Accra - Any company that buys Ghana's Ashanti Goldfields must be willing to spend as much as $1 billion to access the deep underground reserves of its Obuasi mine, chief executive Sam Jonah said yesterday.
"The key is Obuasi," Jonah said. "We are looking to a partner who wants to share that risk and the reward." Ashanti's board and its largest shareholder, Lonmin, the world's third-biggest platinum producer, have accepted a $1.31 billion stock offer by AngloGold, the world's second-largest gold mining company.
Randgold Resources, based in Jersey, Channel Islands, has said it may offer $1.5 billion of its own stock for Ashanti.
Investors may favour the AngloGold bid, which has a market value of R67 billion, because it can raise money more easily than Randgold, which has a market capitalisation of $663 million. AngloGold has said it would spend $680 million on Obuasi.

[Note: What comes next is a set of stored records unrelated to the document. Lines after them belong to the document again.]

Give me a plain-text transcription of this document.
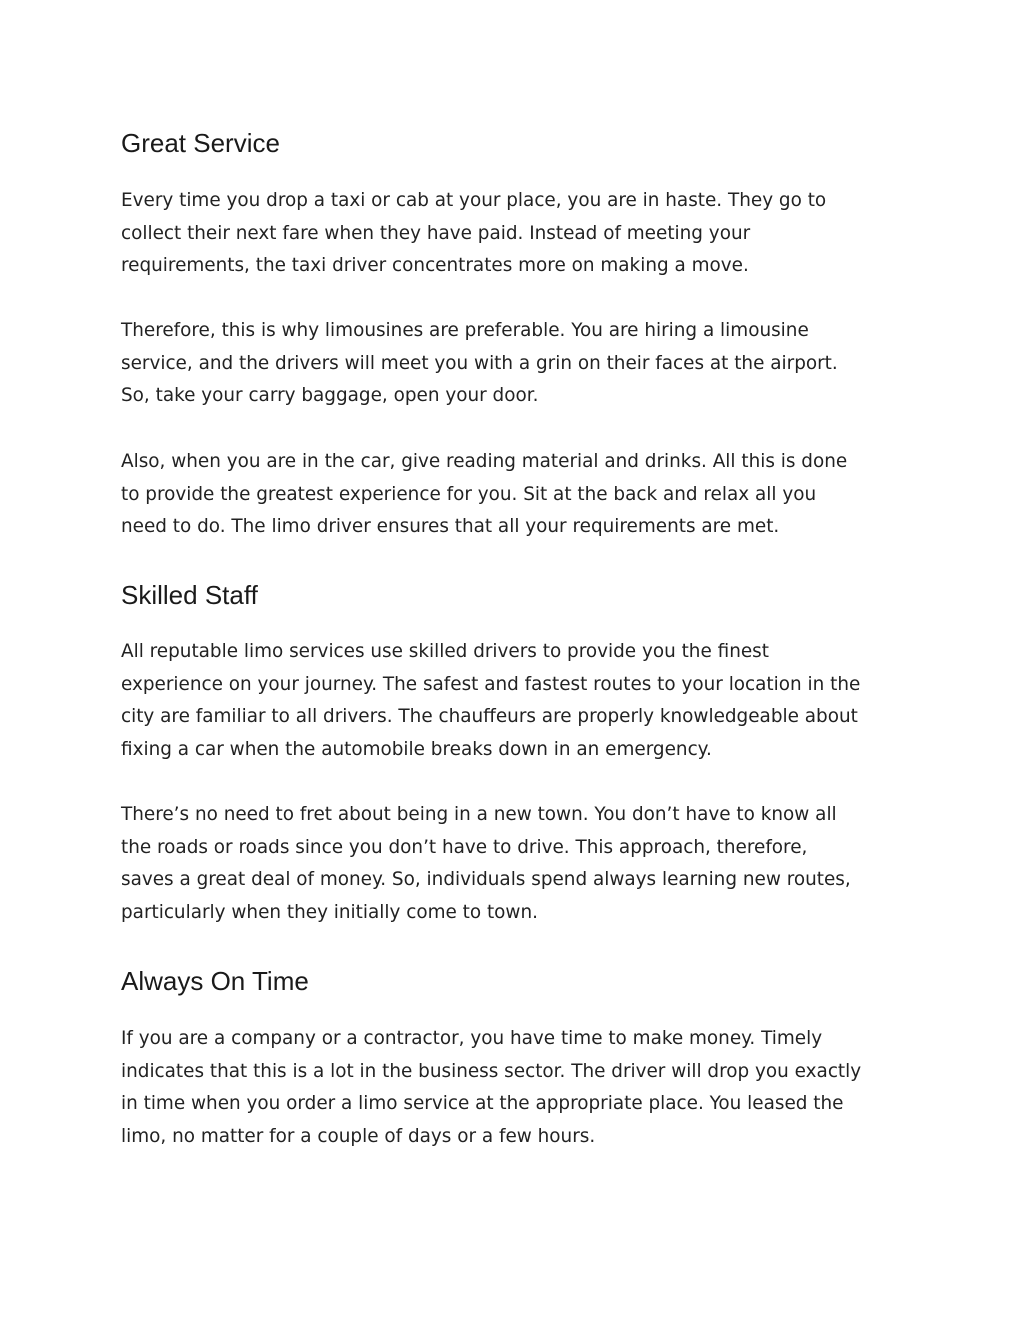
Great Service

Every time you drop a taxi or cab at your place, you are in haste. They go to
collect their next fare when they have paid. Instead of meeting your
requirements, the taxi driver concentrates more on making a move.

Therefore, this is why limousines are preferable. You are hiring a limousine
service, and the drivers will meet you with a grin on their faces at the airport.
So, take your carry baggage, open your door.

Also, when you are in the car, give reading material and drinks. All this is done
to provide the greatest experience for you. Sit at the back and relax all you
need to do. The limo driver ensures that all your requirements are met.

Skilled Staff

All reputable limo services use skilled drivers to provide you the finest
experience on your journey. The safest and fastest routes to your location in the
city are familiar to all drivers. The chauffeurs are properly knowledgeable about
fixing a car when the automobile breaks down in an emergency.

There’s no need to fret about being in a new town. You don’t have to know all
the roads or roads since you don’t have to drive. This approach, therefore,
saves a great deal of money. So, individuals spend always learning new routes,
particularly when they initially come to town.

Always On Time

If you are a company or a contractor, you have time to make money. Timely
indicates that this is a lot in the business sector. The driver will drop you exactly
in time when you order a limo service at the appropriate place. You leased the
limo, no matter for a couple of days or a few hours.
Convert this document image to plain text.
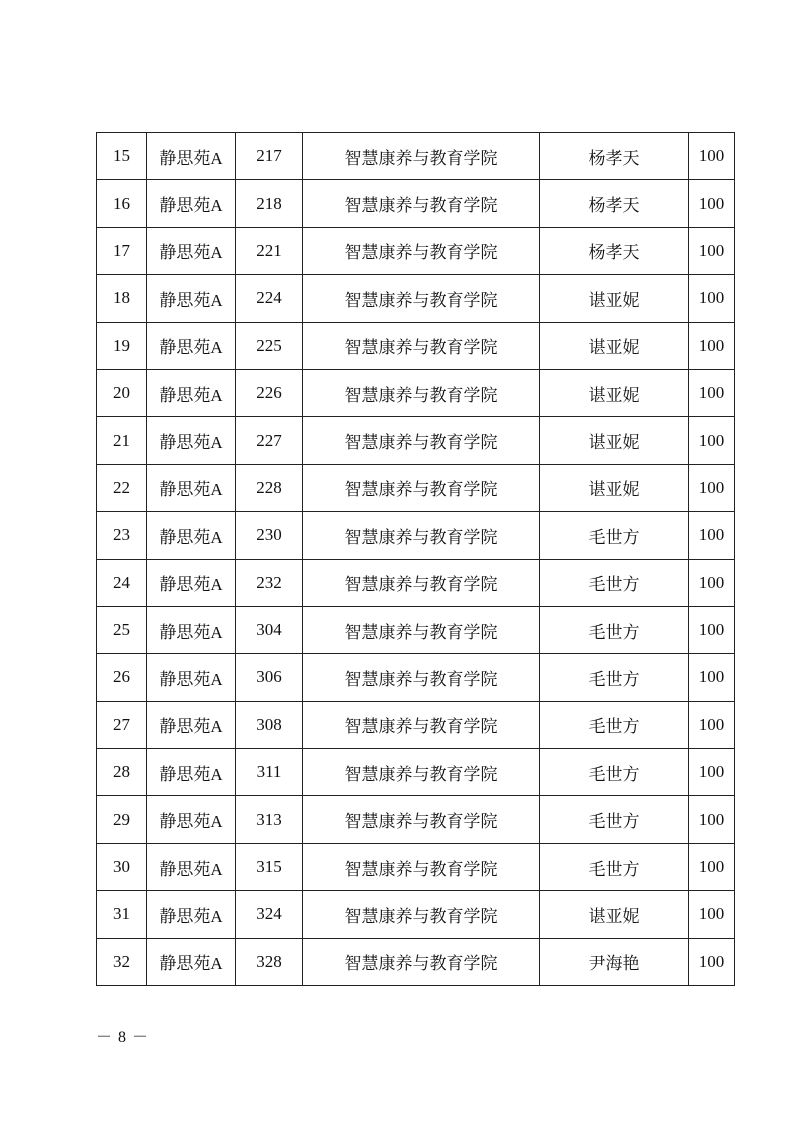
15	静思苑A	217	智慧康养与教育学院	杨孝天	100
16	静思苑A	218	智慧康养与教育学院	杨孝天	100
17	静思苑A	221	智慧康养与教育学院	杨孝天	100
18	静思苑A	224	智慧康养与教育学院	谌亚妮	100
19	静思苑A	225	智慧康养与教育学院	谌亚妮	100
20	静思苑A	226	智慧康养与教育学院	谌亚妮	100
21	静思苑A	227	智慧康养与教育学院	谌亚妮	100
22	静思苑A	228	智慧康养与教育学院	谌亚妮	100
23	静思苑A	230	智慧康养与教育学院	毛世方	100
24	静思苑A	232	智慧康养与教育学院	毛世方	100
25	静思苑A	304	智慧康养与教育学院	毛世方	100
26	静思苑A	306	智慧康养与教育学院	毛世方	100
27	静思苑A	308	智慧康养与教育学院	毛世方	100
28	静思苑A	311	智慧康养与教育学院	毛世方	100
29	静思苑A	313	智慧康养与教育学院	毛世方	100
30	静思苑A	315	智慧康养与教育学院	毛世方	100
31	静思苑A	324	智慧康养与教育学院	谌亚妮	100
32	静思苑A	328	智慧康养与教育学院	尹海艳	100
－ 8 －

Randgold chief executive Mark Bristow last month declined to say how Randgold would fund the project.
"Once you bring in very large capital commitments it blows Randgold's bid out of the water," said Leon Esterhuizen, an analyst at Investec Securities in Johannesburg.
AngloGold shares closed R9.50 up at R317.21 in Johannesburg. Randgold stock rose 37.5p to close at ?15.425 in London. Ashanti's shares were up 0.04c at e9.56 (R79.58) in Germany.
Buying Ashanti, the first African company to be listed on the New York Stock Exchange, would help AngloGold chief executive Bobby Godsell boost reserves by 31 percent and cut costs by $15 million a year.
The purchase would lift AngloGold's output by 27 percent to within 1.3 percent of Newmont Mining, the world's biggest gold mining company.
"Obuasi is fully explored; it should be the largest mine within the group, whether we join AngloGold or Randgold," said Jonah, who will be president of the merged company if the AngloGold purchase goes through.